La sécurité alimentaire a toujours constitué une préoccupation majeure des gouvernements arabes. Historiquement, la région a connu différents paradigmes alimentaires et agricoles allant des intérêts impériaux et coloniaux dans la monoculture industrielle, aux objectifs d’autosuffisance sous le nationalisme arabe, jusqu’au néolibéralisme contemporain (Riachi & Martiniello, 2019 ; Woertz, 2013). La diversité des modèles étatiques que revêt la région, de l’État rentier à l’État en déliquescence, explique en partie les évolutions divergentes d’un pays à l’autre.

Bien que la question de la sécurité alimentaire soit étroitement liée à l’économie politique de la région, la plupart des études et rapports sur le sujet, ont constamment pointé la croissance démographique et la rareté des ressources naturelles, telles que l’eau et la terre, comme étant les principaux moteurs de celle-ci (Banque Mondiale, 2007). Or, cette lecture qui revêt des résonances ouvertement malthusiennes, ne tient pas compte de la nouvelle orientation vers un extractivisme agricole au Moyen-Orient et ce, sous la pression d’un environnement mondial qui a poussé les pays arabes à aligner leur modèle de développement sur celui des pays occidentaux (Banque Mondiale, 2008).

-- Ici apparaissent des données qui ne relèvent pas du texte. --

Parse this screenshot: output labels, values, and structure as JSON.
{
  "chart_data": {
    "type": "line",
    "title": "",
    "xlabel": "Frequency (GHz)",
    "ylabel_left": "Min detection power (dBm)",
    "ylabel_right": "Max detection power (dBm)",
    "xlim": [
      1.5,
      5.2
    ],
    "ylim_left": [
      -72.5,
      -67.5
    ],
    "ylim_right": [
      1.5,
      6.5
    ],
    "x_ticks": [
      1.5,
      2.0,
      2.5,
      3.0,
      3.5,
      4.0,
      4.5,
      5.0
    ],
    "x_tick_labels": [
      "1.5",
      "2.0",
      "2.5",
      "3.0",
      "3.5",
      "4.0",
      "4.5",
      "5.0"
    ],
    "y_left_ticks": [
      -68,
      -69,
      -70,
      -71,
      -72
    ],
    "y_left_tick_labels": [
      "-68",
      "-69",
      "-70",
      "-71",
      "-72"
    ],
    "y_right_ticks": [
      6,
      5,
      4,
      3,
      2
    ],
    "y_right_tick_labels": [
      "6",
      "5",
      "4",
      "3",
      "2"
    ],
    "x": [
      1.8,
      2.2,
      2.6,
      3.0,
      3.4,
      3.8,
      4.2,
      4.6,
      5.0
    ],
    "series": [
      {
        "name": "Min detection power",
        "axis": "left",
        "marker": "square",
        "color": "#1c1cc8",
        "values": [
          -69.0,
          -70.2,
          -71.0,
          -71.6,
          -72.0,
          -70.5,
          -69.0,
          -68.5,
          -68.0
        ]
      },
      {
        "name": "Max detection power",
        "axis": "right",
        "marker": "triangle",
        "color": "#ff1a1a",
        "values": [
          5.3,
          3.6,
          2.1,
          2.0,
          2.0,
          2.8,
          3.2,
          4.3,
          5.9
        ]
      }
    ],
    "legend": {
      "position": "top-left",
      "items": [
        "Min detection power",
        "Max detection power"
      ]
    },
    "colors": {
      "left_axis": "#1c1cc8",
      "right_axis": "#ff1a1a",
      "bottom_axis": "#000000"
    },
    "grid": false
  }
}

Ce modèle est basé sur une agriculture capitaliste accompagnée de politiques agricoles nationales qui visent à réorienter l’agriculture traditionnelle vers des cultures de rente ou d’exportation pour les inscrire dans un marché mondialisé. Ces cultures de rente nécessitent souvent une réallocation des ressources hydriques vers une agriculture irriguée. Cette dernière requiert bien souvent des grandes parcelles de terre, une réalité qui n’est pas sans avoir des conséquences pour la tenure foncière et l’organisation sociale des sociétés (Trottier, 2020 ; Perrier, 2021).

On voit ainsi apparaître un lien intrinsèque entre les politiques agricoles et une pénurie d’eau construite, elle aussi politiquement, pénurie générée par une utilisation intensive de cette ressource dans l’agriculture capitaliste. Il est toutefois intéressant de voir comment cette agriculture a été justifiée au nom de sa plus grande efficience et rentabilité économique (Molle, 2007), alors même qu’elle a signifié la destruction de pratiques agricoles traditionnelles plus durables et plus soucieuses d’une gestion équilibrée des ressources en eau.

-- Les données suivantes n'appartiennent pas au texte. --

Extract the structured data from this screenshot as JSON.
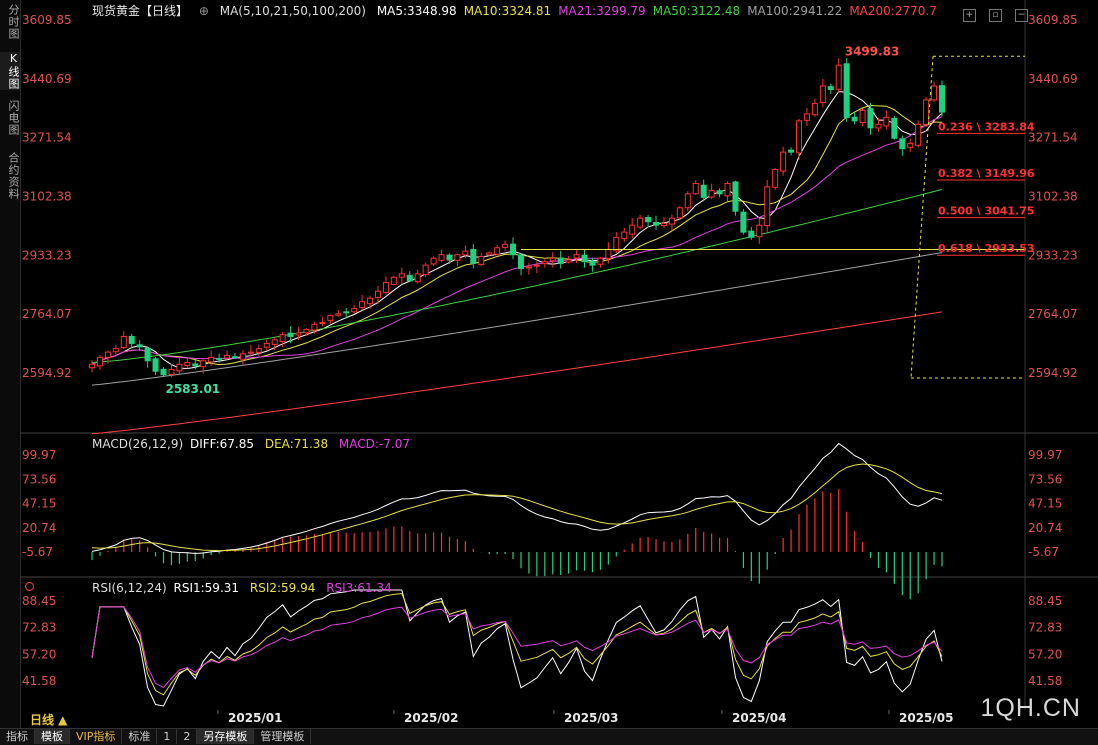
{
  "sidebar": {
    "tabs": [
      {
        "label": "分时图",
        "active": false
      },
      {
        "label": "K线图",
        "active": true
      },
      {
        "label": "闪电图",
        "active": false
      },
      {
        "label": "合约资料",
        "active": false
      }
    ]
  },
  "header": {
    "instrument": "现货黄金【日线】",
    "ma_params": "MA(5,10,21,50,100,200)",
    "ma_values": [
      {
        "label": "MA5:3348.98",
        "color": "#ffffff"
      },
      {
        "label": "MA10:3324.81",
        "color": "#e8e04a"
      },
      {
        "label": "MA21:3299.79",
        "color": "#e040e0"
      },
      {
        "label": "MA50:3122.48",
        "color": "#40d040"
      },
      {
        "label": "MA100:2941.22",
        "color": "#a0a0a0"
      },
      {
        "label": "MA200:2770.7",
        "color": "#ff4040"
      }
    ]
  },
  "macd": {
    "params": "MACD(26,12,9)",
    "diff": "DIFF:67.85",
    "dea": "DEA:71.38",
    "macd": "MACD:-7.07"
  },
  "rsi": {
    "params": "RSI(6,12,24)",
    "rsi1": "RSI1:59.31",
    "rsi2": "RSI2:59.94",
    "rsi3": "RSI3:61.34"
  },
  "bottom": {
    "period": "日线 ▲",
    "tabs": [
      {
        "label": "指标",
        "active": false,
        "vip": false
      },
      {
        "label": "模板",
        "active": true,
        "vip": false
      },
      {
        "label": "VIP指标",
        "active": false,
        "vip": true
      },
      {
        "label": "标准",
        "active": false,
        "vip": false
      },
      {
        "label": "1",
        "active": false,
        "vip": false
      },
      {
        "label": "2",
        "active": false,
        "vip": false
      },
      {
        "label": "另存模板",
        "active": true,
        "vip": false
      },
      {
        "label": "管理模板",
        "active": false,
        "vip": false
      }
    ]
  },
  "watermark": "1QH.CN",
  "chart_data": [
    {
      "type": "candlestick",
      "title": "现货黄金【日线】",
      "x_labels": [
        "2025/01",
        "2025/02",
        "2025/03",
        "2025/04",
        "2025/05"
      ],
      "y_ticks": [
        "3609.85",
        "3440.69",
        "3271.54",
        "3102.38",
        "2933.23",
        "2764.07",
        "2594.92"
      ],
      "ylim": [
        2594.92,
        3609.85
      ],
      "annotations": {
        "high": "3499.83",
        "low": "2583.01"
      },
      "fibonacci": [
        {
          "label": "0.236 \\ 3283.84",
          "value": 3283.84
        },
        {
          "label": "0.382 \\ 3149.96",
          "value": 3149.96
        },
        {
          "label": "0.500 \\ 3041.75",
          "value": 3041.75
        },
        {
          "label": "0.618 \\ 2933.53",
          "value": 2933.53
        }
      ],
      "horizontal_line": 2950,
      "close_series": [
        2620,
        2640,
        2655,
        2665,
        2700,
        2680,
        2670,
        2630,
        2600,
        2590,
        2605,
        2620,
        2625,
        2615,
        2630,
        2640,
        2635,
        2645,
        2640,
        2650,
        2655,
        2665,
        2680,
        2690,
        2705,
        2700,
        2710,
        2720,
        2735,
        2740,
        2760,
        2765,
        2770,
        2780,
        2800,
        2810,
        2830,
        2855,
        2870,
        2880,
        2860,
        2880,
        2905,
        2925,
        2935,
        2920,
        2935,
        2945,
        2910,
        2930,
        2940,
        2955,
        2965,
        2935,
        2895,
        2900,
        2905,
        2915,
        2925,
        2910,
        2920,
        2935,
        2915,
        2905,
        2925,
        2950,
        2985,
        3000,
        3020,
        3040,
        3030,
        3020,
        3025,
        3040,
        3070,
        3110,
        3140,
        3100,
        3120,
        3110,
        3140,
        3060,
        3000,
        2985,
        3020,
        3130,
        3180,
        3230,
        3230,
        3320,
        3340,
        3370,
        3420,
        3410,
        3480,
        3330,
        3320,
        3350,
        3300,
        3310,
        3330,
        3270,
        3240,
        3255,
        3310,
        3380,
        3420,
        3345
      ],
      "ma_series": [
        {
          "name": "MA5",
          "color": "#ffffff"
        },
        {
          "name": "MA10",
          "color": "#e8e04a"
        },
        {
          "name": "MA21",
          "color": "#e040e0"
        },
        {
          "name": "MA50",
          "color": "#40d040"
        },
        {
          "name": "MA100",
          "color": "#a0a0a0"
        },
        {
          "name": "MA200",
          "color": "#ff4040"
        }
      ]
    },
    {
      "type": "line",
      "title": "MACD(26,12,9)",
      "y_ticks": [
        "99.97",
        "73.56",
        "47.15",
        "20.74",
        "-5.67"
      ],
      "ylim": [
        -5.67,
        99.97
      ]
    },
    {
      "type": "line",
      "title": "RSI(6,12,24)",
      "y_ticks": [
        "88.45",
        "72.83",
        "57.20",
        "41.58"
      ],
      "ylim": [
        41.58,
        88.45
      ]
    }
  ]
}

Le développement agricole des pays arabes est donc intrinsèquement lié aux problématiques de la gouvernance de l’eau, car l’agriculture présente à elle seule environ 85 % des prélèvements totaux en eau au Moyen-Orient. Compte tenu de cette situation, et prenant en considération que la région du Moyen-Orient est présentée comme l’une des plus pauvres en eau d’ici 2050 (World Resource Institute, 2019), il devient urgent de repenser le modèle agricole qui se trouve à l’origine de ce déséquilibre. Un modèle agricole moins tourné vers l’export et davantage axé sur les spécificités géographiques et hydriques de chaque pays, permettrait-il de lutter efficacement contre la « pénurie d’eau » dans la région ?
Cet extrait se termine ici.